ふわっとした柔らかい香りと、彼女の体温。
匠はその小さな体を片手で優しく抱きとめながら、もう片方の手でタルトタタンの入った紙袋をダイニングテーブルにそっと置く。

「どうした、花音」

返事はない。
ただぎゅっと抱きしめたまま、上目遣いでじっと匠の目を見つめてくる。

まるで何かを訴えるように。
言葉ではなく、気持ちをそのまま届けるように。

匠はゆっくりと彼女の額に唇を落とした。
それだけで、花音の表情がふわっとほころぶ。

「テレパシー、伝わった」

そう言ってにこにこと笑いながら、花音は台所へ向かっていった。
手を洗いながら、向こうで機嫌よく鼻歌まじりに言う。

「タルトタタン、タルトタタン〜ありがとうたくみ!だいすき!」

……その言葉に、匠の胸の内がぐらぐらと揺れる。
さらっとそういうことを言うのが、彼女の恐ろしいところだ。

「……はいはい、そうですか」
軽く頭をかきながら、笑って小さくため息をついた。

花音が戻ってくると、匠はタルトタタンを丁寧に皿に取り分けて、フォークを添える。
ふたりで並んで腰かけると、花音がじっとタルトを見つめて目を輝かせた。

「わ〜……きれい。
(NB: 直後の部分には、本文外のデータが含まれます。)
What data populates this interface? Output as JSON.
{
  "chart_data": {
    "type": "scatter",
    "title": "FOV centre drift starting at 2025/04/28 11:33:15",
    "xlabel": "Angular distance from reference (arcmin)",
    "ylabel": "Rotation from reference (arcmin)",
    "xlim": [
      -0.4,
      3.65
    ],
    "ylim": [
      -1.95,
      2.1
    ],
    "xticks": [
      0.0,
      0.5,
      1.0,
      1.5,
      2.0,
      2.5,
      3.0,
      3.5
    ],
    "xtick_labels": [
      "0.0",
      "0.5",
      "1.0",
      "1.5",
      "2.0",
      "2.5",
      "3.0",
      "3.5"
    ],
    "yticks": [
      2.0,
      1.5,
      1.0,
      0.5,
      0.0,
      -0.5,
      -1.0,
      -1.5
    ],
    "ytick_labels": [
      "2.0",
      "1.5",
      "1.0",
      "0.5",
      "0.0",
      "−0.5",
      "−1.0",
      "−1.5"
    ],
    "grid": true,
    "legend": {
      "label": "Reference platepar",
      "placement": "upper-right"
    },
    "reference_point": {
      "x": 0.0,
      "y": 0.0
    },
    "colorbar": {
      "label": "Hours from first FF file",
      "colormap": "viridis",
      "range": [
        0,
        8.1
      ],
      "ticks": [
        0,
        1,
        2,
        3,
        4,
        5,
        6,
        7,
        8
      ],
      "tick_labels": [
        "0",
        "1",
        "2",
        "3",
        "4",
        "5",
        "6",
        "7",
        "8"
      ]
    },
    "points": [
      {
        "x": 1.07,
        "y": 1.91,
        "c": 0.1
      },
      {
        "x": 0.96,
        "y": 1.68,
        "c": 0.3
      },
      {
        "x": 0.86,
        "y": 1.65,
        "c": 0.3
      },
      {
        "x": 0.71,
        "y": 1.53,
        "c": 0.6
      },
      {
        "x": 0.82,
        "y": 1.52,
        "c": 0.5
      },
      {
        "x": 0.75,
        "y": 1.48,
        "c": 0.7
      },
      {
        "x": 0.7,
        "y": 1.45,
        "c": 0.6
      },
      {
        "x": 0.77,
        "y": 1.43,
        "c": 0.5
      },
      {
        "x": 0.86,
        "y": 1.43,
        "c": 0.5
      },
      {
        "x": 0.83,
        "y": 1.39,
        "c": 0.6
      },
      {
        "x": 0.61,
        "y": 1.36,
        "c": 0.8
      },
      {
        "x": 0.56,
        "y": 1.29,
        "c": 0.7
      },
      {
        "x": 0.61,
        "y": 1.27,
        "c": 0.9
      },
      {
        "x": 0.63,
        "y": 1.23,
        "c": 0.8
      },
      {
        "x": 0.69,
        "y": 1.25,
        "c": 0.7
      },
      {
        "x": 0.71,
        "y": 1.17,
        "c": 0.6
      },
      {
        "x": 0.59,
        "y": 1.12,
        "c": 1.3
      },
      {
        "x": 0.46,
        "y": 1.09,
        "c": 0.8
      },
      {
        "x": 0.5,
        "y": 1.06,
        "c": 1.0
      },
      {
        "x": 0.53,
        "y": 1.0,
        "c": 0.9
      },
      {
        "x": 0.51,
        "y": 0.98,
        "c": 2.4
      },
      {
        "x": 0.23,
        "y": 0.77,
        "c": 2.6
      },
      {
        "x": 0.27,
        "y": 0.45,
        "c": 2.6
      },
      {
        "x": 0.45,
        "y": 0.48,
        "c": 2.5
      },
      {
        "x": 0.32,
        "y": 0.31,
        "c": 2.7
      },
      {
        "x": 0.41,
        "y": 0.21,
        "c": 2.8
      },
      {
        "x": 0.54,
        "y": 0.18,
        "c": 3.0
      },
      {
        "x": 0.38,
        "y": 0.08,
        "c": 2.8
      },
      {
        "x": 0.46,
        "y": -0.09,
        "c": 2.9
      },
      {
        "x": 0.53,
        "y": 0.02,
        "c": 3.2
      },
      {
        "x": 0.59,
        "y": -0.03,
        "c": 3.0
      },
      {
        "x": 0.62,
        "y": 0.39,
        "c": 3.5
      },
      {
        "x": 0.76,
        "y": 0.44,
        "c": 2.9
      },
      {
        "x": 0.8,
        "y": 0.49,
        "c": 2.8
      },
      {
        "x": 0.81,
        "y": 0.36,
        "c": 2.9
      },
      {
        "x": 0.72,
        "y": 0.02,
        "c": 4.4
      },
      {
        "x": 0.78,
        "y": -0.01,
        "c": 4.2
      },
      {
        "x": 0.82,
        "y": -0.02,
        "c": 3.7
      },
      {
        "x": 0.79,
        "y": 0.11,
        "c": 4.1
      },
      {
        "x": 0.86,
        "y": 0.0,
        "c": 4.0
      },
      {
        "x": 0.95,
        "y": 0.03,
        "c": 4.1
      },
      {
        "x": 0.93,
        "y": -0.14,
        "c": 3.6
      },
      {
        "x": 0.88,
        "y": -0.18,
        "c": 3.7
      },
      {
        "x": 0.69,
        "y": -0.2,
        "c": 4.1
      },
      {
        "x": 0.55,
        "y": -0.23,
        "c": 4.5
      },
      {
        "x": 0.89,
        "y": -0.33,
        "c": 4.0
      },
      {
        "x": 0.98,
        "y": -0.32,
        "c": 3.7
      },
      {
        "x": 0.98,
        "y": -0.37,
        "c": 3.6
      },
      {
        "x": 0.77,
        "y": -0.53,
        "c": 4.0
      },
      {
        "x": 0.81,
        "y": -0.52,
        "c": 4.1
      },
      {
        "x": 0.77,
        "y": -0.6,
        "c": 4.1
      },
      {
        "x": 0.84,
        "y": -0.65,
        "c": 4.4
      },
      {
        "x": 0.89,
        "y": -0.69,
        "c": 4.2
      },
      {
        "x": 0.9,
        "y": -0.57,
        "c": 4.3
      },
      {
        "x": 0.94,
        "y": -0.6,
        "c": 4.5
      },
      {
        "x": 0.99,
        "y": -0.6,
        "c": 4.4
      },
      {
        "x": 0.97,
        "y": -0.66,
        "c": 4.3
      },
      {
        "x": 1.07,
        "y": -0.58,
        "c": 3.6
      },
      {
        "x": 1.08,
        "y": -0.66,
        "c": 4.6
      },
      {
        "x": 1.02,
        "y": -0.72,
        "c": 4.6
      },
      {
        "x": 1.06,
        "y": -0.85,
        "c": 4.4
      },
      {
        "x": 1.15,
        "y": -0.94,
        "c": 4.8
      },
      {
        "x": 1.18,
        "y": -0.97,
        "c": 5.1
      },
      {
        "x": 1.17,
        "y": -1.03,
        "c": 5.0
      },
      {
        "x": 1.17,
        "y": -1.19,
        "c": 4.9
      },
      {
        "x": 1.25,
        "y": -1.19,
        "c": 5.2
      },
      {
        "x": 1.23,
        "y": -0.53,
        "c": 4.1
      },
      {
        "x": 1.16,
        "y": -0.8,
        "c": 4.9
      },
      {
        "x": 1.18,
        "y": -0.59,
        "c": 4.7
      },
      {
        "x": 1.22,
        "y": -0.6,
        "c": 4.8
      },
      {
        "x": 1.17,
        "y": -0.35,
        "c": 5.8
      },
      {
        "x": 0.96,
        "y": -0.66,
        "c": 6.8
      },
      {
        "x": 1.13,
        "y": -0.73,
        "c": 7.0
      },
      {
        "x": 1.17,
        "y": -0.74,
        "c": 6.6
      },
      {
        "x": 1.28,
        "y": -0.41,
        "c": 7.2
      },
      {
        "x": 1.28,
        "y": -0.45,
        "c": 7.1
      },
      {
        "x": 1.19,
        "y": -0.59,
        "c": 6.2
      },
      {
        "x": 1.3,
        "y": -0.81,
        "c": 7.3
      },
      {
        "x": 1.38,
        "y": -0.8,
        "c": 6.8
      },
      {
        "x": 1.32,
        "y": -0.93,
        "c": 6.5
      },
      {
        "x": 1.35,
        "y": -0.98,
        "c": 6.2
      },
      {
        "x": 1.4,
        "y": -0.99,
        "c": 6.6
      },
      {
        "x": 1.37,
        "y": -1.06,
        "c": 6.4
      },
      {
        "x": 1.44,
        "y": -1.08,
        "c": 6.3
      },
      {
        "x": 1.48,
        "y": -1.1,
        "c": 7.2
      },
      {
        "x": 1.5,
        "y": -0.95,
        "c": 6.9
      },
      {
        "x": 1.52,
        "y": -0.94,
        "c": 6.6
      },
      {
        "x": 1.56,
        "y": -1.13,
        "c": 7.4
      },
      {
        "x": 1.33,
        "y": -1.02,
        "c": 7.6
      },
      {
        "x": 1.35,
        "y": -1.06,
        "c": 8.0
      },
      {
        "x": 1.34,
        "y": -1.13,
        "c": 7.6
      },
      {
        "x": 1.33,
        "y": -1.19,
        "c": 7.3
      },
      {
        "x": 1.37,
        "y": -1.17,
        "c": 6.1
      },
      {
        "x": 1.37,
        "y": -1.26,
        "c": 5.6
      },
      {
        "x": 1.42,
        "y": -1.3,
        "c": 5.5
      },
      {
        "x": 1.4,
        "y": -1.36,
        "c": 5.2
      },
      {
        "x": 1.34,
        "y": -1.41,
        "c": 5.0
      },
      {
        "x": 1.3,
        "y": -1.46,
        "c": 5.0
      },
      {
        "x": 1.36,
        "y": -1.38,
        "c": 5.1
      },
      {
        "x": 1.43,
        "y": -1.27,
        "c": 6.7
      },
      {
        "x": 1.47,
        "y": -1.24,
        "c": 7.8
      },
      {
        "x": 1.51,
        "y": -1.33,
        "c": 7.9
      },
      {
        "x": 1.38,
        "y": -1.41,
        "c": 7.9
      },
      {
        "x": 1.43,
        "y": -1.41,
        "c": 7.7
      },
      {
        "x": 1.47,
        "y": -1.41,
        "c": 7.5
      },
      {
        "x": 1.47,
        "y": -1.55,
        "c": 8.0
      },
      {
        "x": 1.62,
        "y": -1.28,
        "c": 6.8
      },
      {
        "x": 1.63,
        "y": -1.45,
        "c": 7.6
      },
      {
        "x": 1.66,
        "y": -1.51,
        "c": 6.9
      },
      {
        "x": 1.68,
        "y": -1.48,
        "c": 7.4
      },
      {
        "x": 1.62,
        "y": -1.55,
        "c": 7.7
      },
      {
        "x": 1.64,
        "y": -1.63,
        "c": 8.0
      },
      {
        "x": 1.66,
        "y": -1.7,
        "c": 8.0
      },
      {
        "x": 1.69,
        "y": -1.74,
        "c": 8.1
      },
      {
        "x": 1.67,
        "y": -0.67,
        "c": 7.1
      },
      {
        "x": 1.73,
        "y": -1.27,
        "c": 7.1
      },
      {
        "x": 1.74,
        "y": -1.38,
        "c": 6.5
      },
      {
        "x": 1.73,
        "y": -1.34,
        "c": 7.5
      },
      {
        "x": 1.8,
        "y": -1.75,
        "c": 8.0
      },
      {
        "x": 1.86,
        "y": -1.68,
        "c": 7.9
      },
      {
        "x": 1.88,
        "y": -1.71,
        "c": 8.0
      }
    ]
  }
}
りんご、ぎゅうって詰まってる」

「ほら、冷めないうちに」

「うん!」

フォークを入れると、カラメルがとろりとこぼれ、甘酸っぱい香りがふわっと広がる。
ひとくち食べた花音が、目を見開いて小さく頷いた。

「……これ、すっごく美味しい。ちゃんと酸っぱくて、でも甘くて」

「最近できた店らしい。職場のやつに聞いた」

「選んでくれてありがと。ほんと、疲れ吹き飛ぶ〜」

花音が頬をゆるめて笑う。
その笑顔を見ているだけで、匠は満たされたような気持ちになる。

ふたりだけの静かな夜。
時計の針が少しだけゆっくり動いているような、そんな時間だった。